Pourtant, l'homme hésite encore à s'engager sous la frondaison des arbres. Le chemin qui s'enfonce est sombre, bordé de troncs torturés. C'est là, à ce que l'on dit, le repaire de Morgane, de farfadets, gnomes et autres créatures d'aspects plus au moins répugnants. Certains parlent même de dragons mais ceux- là, ceux qui les auraient vus ou seulement aperçus, ne sont jamais revenus de cette étrange forêt. Justement, comment les autres, ceux qui en parlent, le savent-ils ? Donc, sûrement des légendes !

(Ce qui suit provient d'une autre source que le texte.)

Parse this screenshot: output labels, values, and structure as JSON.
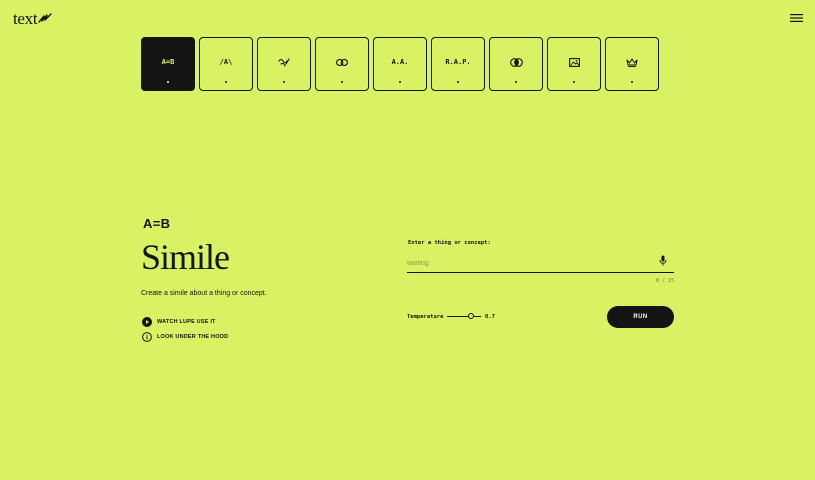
{
  "header": {
    "logo_text": "text",
    "menu_icon": "hamburger-menu-icon"
  },
  "tools": [
    {
      "id": "simile",
      "glyph": "A=B",
      "icon": "a-equals-b-icon",
      "active": true
    },
    {
      "id": "unexpected-connections",
      "glyph": "/A\\",
      "icon": "pyramid-icon",
      "active": false
    },
    {
      "id": "poem",
      "glyph": "",
      "icon": "squiggle-icon",
      "active": false
    },
    {
      "id": "chain",
      "glyph": "",
      "icon": "link-icon",
      "active": false
    },
    {
      "id": "alliteration",
      "glyph": "A.A.",
      "icon": "alliteration-icon",
      "active": false
    },
    {
      "id": "acronym",
      "glyph": "R.A.P.",
      "icon": "acronym-icon",
      "active": false
    },
    {
      "id": "both-or-neither",
      "glyph": "",
      "icon": "venn-icon",
      "active": false
    },
    {
      "id": "scene",
      "glyph": "",
      "icon": "image-icon",
      "active": false
    },
    {
      "id": "reimagine",
      "glyph": "",
      "icon": "crown-icon",
      "active": false
    }
  ],
  "main": {
    "eyebrow": "A=B",
    "title": "Simile",
    "description": "Create a simile about a thing or concept.",
    "links": [
      {
        "label": "WATCH LUPE USE IT",
        "icon": "play-circle-icon"
      },
      {
        "label": "LOOK UNDER THE HOOD",
        "icon": "info-circle-icon"
      }
    ]
  },
  "form": {
    "label": "Enter a thing or concept:",
    "placeholder": "waiting",
    "value": "",
    "counter": "0 / 15",
    "temperature_label": "Temperature",
    "temperature_value": "0.7",
    "temperature_fraction": 0.7,
    "run_label": "RUN"
  },
  "colors": {
    "background": "#d9f264",
    "ink": "#141414"
  }
}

Le cheval tape du sabot et hennit en jouant de la crinière. Lui non plus n'aime pas cet endroit. L'homme flatte son encolure :

- Allons, allons, Pacha, calme-toi !

Prenant le cheval par la bride, l'homme s'engage enfin sur le chemin. Le cheval suit, les oreilles dressées, l'œil dilaté et les naseaux rétractés. Regardant de droite et de gauche, il mène sa monture sans oser regarder en arrière, de peur de rebrousser chemin. Un rire le glace d'effroi, le cheval s'arrête net et tire sur le licol.

- Ce n'est qu'un oiseau, un hibou… Sûrement !

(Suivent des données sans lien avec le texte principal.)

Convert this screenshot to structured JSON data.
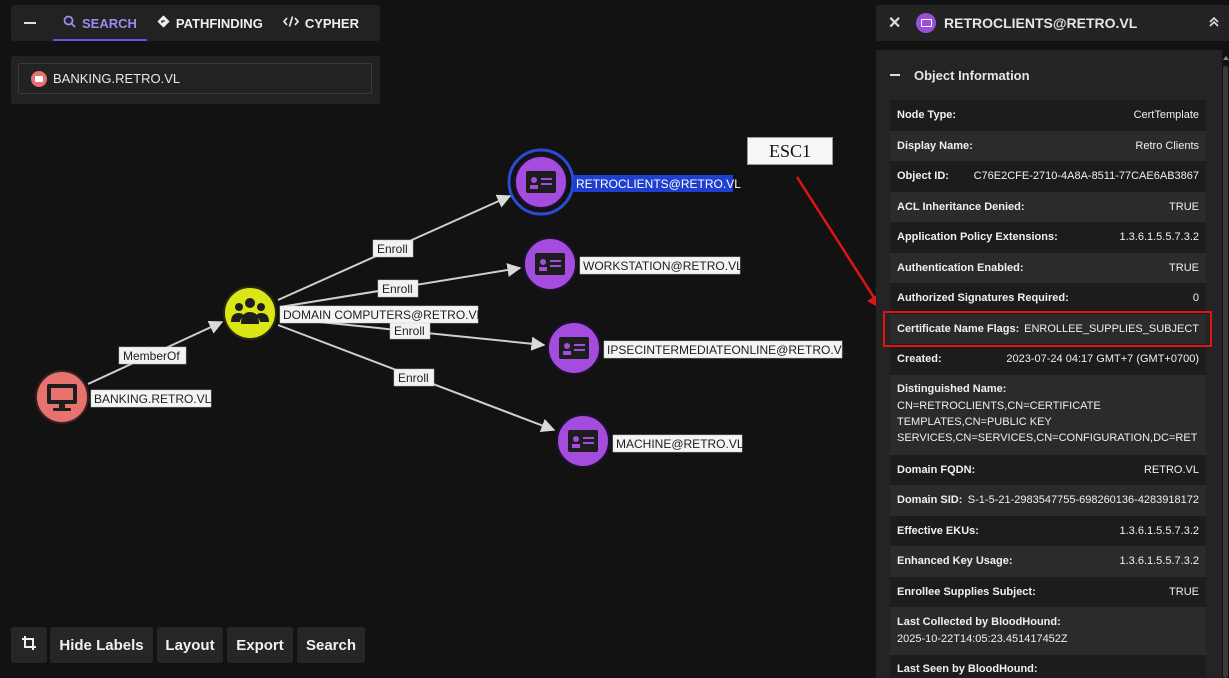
{
  "search_bar": {
    "tabs": [
      {
        "label": "SEARCH",
        "icon": "magnifier-icon",
        "active": true
      },
      {
        "label": "PATHFINDING",
        "icon": "diamond-route-icon",
        "active": false
      },
      {
        "label": "CYPHER",
        "icon": "code-icon",
        "active": false
      }
    ],
    "query": "BANKING.RETRO.VL"
  },
  "graph": {
    "nodes": [
      {
        "id": "banking",
        "label": "BANKING.RETRO.VL",
        "kind": "Computer",
        "color": "#e8726f",
        "icon": "monitor-icon",
        "selected": false
      },
      {
        "id": "domain-computers",
        "label": "DOMAIN COMPUTERS@RETRO.VL",
        "kind": "Group",
        "color": "#dbe617",
        "icon": "users-icon",
        "selected": false
      },
      {
        "id": "retroclients",
        "label": "RETROCLIENTS@RETRO.VL",
        "kind": "CertTemplate",
        "color": "#a44cdd",
        "icon": "id-card-icon",
        "selected": true
      },
      {
        "id": "workstation",
        "label": "WORKSTATION@RETRO.VL",
        "kind": "CertTemplate",
        "color": "#a44cdd",
        "icon": "id-card-icon",
        "selected": false
      },
      {
        "id": "ipsec",
        "label": "IPSECINTERMEDIATEONLINE@RETRO.VL",
        "kind": "CertTemplate",
        "color": "#a44cdd",
        "icon": "id-card-icon",
        "selected": false
      },
      {
        "id": "machine",
        "label": "MACHINE@RETRO.VL",
        "kind": "CertTemplate",
        "color": "#a44cdd",
        "icon": "id-card-icon",
        "selected": false
      }
    ],
    "edges": [
      {
        "from": "banking",
        "to": "domain-computers",
        "label": "MemberOf"
      },
      {
        "from": "domain-computers",
        "to": "retroclients",
        "label": "Enroll"
      },
      {
        "from": "domain-computers",
        "to": "workstation",
        "label": "Enroll"
      },
      {
        "from": "domain-computers",
        "to": "ipsec",
        "label": "Enroll"
      },
      {
        "from": "domain-computers",
        "to": "machine",
        "label": "Enroll"
      }
    ],
    "selection_color": "#2a4bd6"
  },
  "controls": {
    "crop_icon": "crop-icon",
    "hide_labels": "Hide Labels",
    "layout": "Layout",
    "export": "Export",
    "search": "Search"
  },
  "annotation": {
    "label": "ESC1",
    "color": "#e01414"
  },
  "panel": {
    "title": "RETROCLIENTS@RETRO.VL",
    "section": "Object Information",
    "rows": [
      {
        "key": "Node Type:",
        "value": "CertTemplate"
      },
      {
        "key": "Display Name:",
        "value": "Retro Clients"
      },
      {
        "key": "Object ID:",
        "value": "C76E2CFE-2710-4A8A-8511-77CAE6AB3867"
      },
      {
        "key": "ACL Inheritance Denied:",
        "value": "TRUE"
      },
      {
        "key": "Application Policy Extensions:",
        "value": "1.3.6.1.5.5.7.3.2"
      },
      {
        "key": "Authentication Enabled:",
        "value": "TRUE"
      },
      {
        "key": "Authorized Signatures Required:",
        "value": "0"
      },
      {
        "key": "Certificate Name Flags:",
        "value": "ENROLLEE_SUPPLIES_SUBJECT"
      },
      {
        "key": "Created:",
        "value": "2023-07-24 04:17 GMT+7 (GMT+0700)"
      },
      {
        "key": "Distinguished Name:",
        "value": "CN=RETROCLIENTS,CN=CERTIFICATE TEMPLATES,CN=PUBLIC KEY SERVICES,CN=SERVICES,CN=CONFIGURATION,DC=RETRO,…"
      },
      {
        "key": "Domain FQDN:",
        "value": "RETRO.VL"
      },
      {
        "key": "Domain SID:",
        "value": "S-1-5-21-2983547755-698260136-4283918172"
      },
      {
        "key": "Effective EKUs:",
        "value": "1.3.6.1.5.5.7.3.2"
      },
      {
        "key": "Enhanced Key Usage:",
        "value": "1.3.6.1.5.5.7.3.2"
      },
      {
        "key": "Enrollee Supplies Subject:",
        "value": "TRUE"
      },
      {
        "key": "Last Collected by BloodHound:",
        "value": "2025-10-22T14:05:23.451417452Z"
      },
      {
        "key": "Last Seen by BloodHound:",
        "value": ""
      }
    ]
  }
}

Il n'en est plus très sûr lorsqu'il entend une galopade sur ses arrières. Il se retourne mais, rien ! Il doit forcer le pas s'il ne veut pas passer la nuit dans cette forêt : Brocéliande la maudite.

- Ho ! La belle cavalière vient de passer… fait une voix haut perchée

Ce rire ? C'était donc cela ! Ce nabot… mais ce nabot lui inspire plus de crainte que de pitié. Le nain saute de la souche sur laquelle il était assis et ricane plus qu'il ne parle :

- Oui ! La belle cavalière, celle qui prend amant pour la nuit et la vie au jour venu. Hi hi hi !

- Que me dis-tu là infâme nabot, rejeton de la terre ? Légendes que tout ceci…

- Ho ! Et pourquoi ce regard effrayé alors ? Ce n'est tout de même pas à cause de moi ? Rappelle-toi, je ne suis qu'un nabot, un rejeton de la terre… Tu me l'as dit toi-même.

L'homme se reprend, ne voulant se mettre à dos cet être difforme :

- Désolé ! Oui, j'ai peur mais toi ? Toi si petit si…

- Laid ? Hi hi ! Justement je suis si laid que je ne crains pas que la belle cavalière me choisisse pour être l'amant d'une nuit. Mais toi, si tu veux mourir dans ses bras, vas-y mon ami, continue ton chemin…

- Tu me conseilles donc de m'en retourner d'où je viens ? Serais-tu un sage de la forêt alors ?

- Oui voilà ! T'en retourner mais…

- Mais…

- Tu ne peux pas !

- Comment ça je ne peux pas ?

- Non !

- Non ?

- Non ! A moins que…

Le nabot se gratte le nez, ôte ce qui lui sert de couvre-chef, gratte à son tour son crâne dégarni et, se rasseyant sur la souche d'arbre, propose à l'homme :

- Il y aurait bien un moyen…

L'homme s'accroupit en face de lui et l'écoute avec attention.

- Voilà : Si la belle cavalière peut ainsi hanter notre bonne forêt de Brocéliande, c'est grâce à son cheval.

- Oui et alors ?

- En fait, une licorne ! fait à voix basse le nabot en approchant son visage de l'homme, comme pour ne pas être entendu de la cavalière.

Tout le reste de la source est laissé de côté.